The Snow Leopard has a number of overlapping parts. There are the geographic, social and natural histories of the Himalayas, along with the day-by-day accounts of the journey: trekking in sun, rain, wind and snow; sleeping night after night in a leaky one-man tent; existing on a crude, monotonous diet; dealing with reluctant porters; avoiding the snarling village mastiffs; living with the long silences and terse exchanges on the trail; and the flora, fauna and overwhelming vistas of peaks and valleys at the top of the world. There are frequent outcroppings of autobiography as Matthiessen, scion of a wealthy New York family, graduate of Hotchkiss and Yale and a founder in the 1950s of the Paris Review, writes with painful openness of his wife's death from cancer the year before: "It is not hard to live with a saint, for a saint makes no judgments, but saintlike aspiration presents problems. I found her goodness maddening, and behaved badly."

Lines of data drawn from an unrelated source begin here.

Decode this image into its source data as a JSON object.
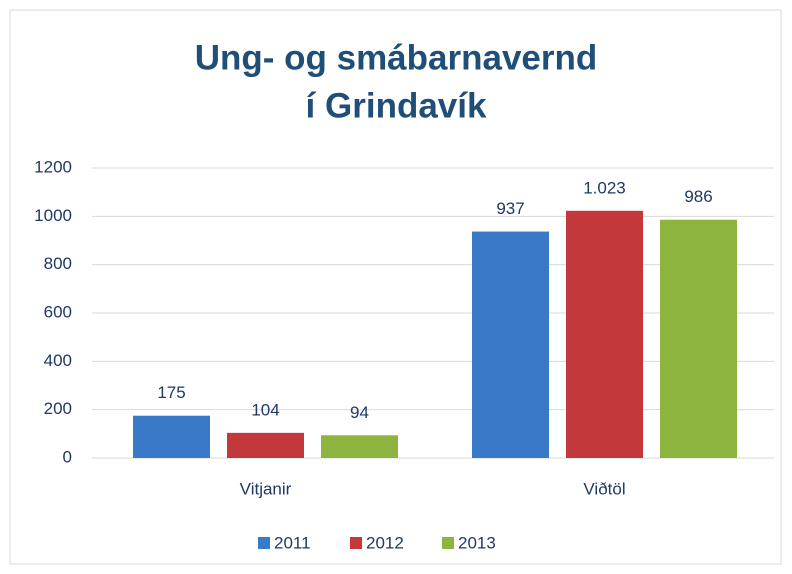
{
  "chart_data": {
    "type": "bar",
    "title": [
      "Ung- og smábarnavernd",
      "í Grindavík"
    ],
    "categories": [
      "Vitjanir",
      "Viðtöl"
    ],
    "series": [
      {
        "name": "2011",
        "color": "#3a78c8",
        "values": [
          175,
          937
        ]
      },
      {
        "name": "2012",
        "color": "#c3393b",
        "values": [
          104,
          1023
        ],
        "value_labels": [
          "104",
          "1.023"
        ]
      },
      {
        "name": "2013",
        "color": "#8db43f",
        "values": [
          94,
          986
        ]
      }
    ],
    "ylim": [
      0,
      1200
    ],
    "yticks": [
      0,
      200,
      400,
      600,
      800,
      1000,
      1200
    ],
    "grid": true,
    "legend": "bottom"
  }
}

The author also explores the dark division of his Western heart. He invokes Kierkegaard's "sickness of infinitude" and looks back wistfully to a presumed time when ancient mystics and so-called children of nature were said to view existence as whole, seamless cloth. Matthiessen skillfully condenses philosophies, religions and ideas, but pays for stylistic niceties with oversimplifications. To write, as he does, that "the advent of the industrial revolution made new barbarians of the peoples of the West" says nothing about the old barbarians who existed in those fabled holistic ages. Was there ever really a time when mankind did not "industrialize"--make tools and weapons, use them for both good and evil, and organize restricting authorities when survival or fear demanded?

Matthiessen's excursions into intellectual history and "one's true nature" distract from his sensuous descriptions of nature, and his discourses on Zen often get in the way of his personal reflections. He bears his pilgrim's burden with melancholy dignity, but, ironically, his book lacks an essential Zen element: wit, the lightness of touch that is absolutely necessary when jiggling the web of paradoxes nature has stretched across its secrets.

--R.Z. Sheppard

Excerpt

"The trail meets the Suli Gad high up the valley in grottoes of bronze-lichened boulders and a shady riverside of pine and walnut and warm banks of fern. Where morning sun lights the red leaves and the dark still conifers, the river sparkles in the forest shad ow; turquoise and white, it thunders past spray-shined boulders, foaming pools, in a long rocky chute of broken rapids. In the cold breath of the torrent, the dry air is softened by mist; this water trickled through the snow under last night's stars. At the head of the waterfall, downstream, its sparkle leaps into the air, leaps at the sun, and sunrays are tumbled in the luminescent waves that dance against the snows of southern mountains. Upstream, in the inner canyon, dark silences are deepened by the roar of stones. Something is listening, and I listen, too: who is it that intrudes here? Who is breathing? I pick a fern to see its spores, cast it away, and am filled in that instant with misgiving: the great sins, so the Sherpas say, are to pick wildflowers and to threaten children. My voice murmurs its regret, a strange sound that deepens the intrusion. I look about me -- who is it that spoke? And who is listening? Who is this 'I' that is not always me? The voice of a solitary bird asks the same question."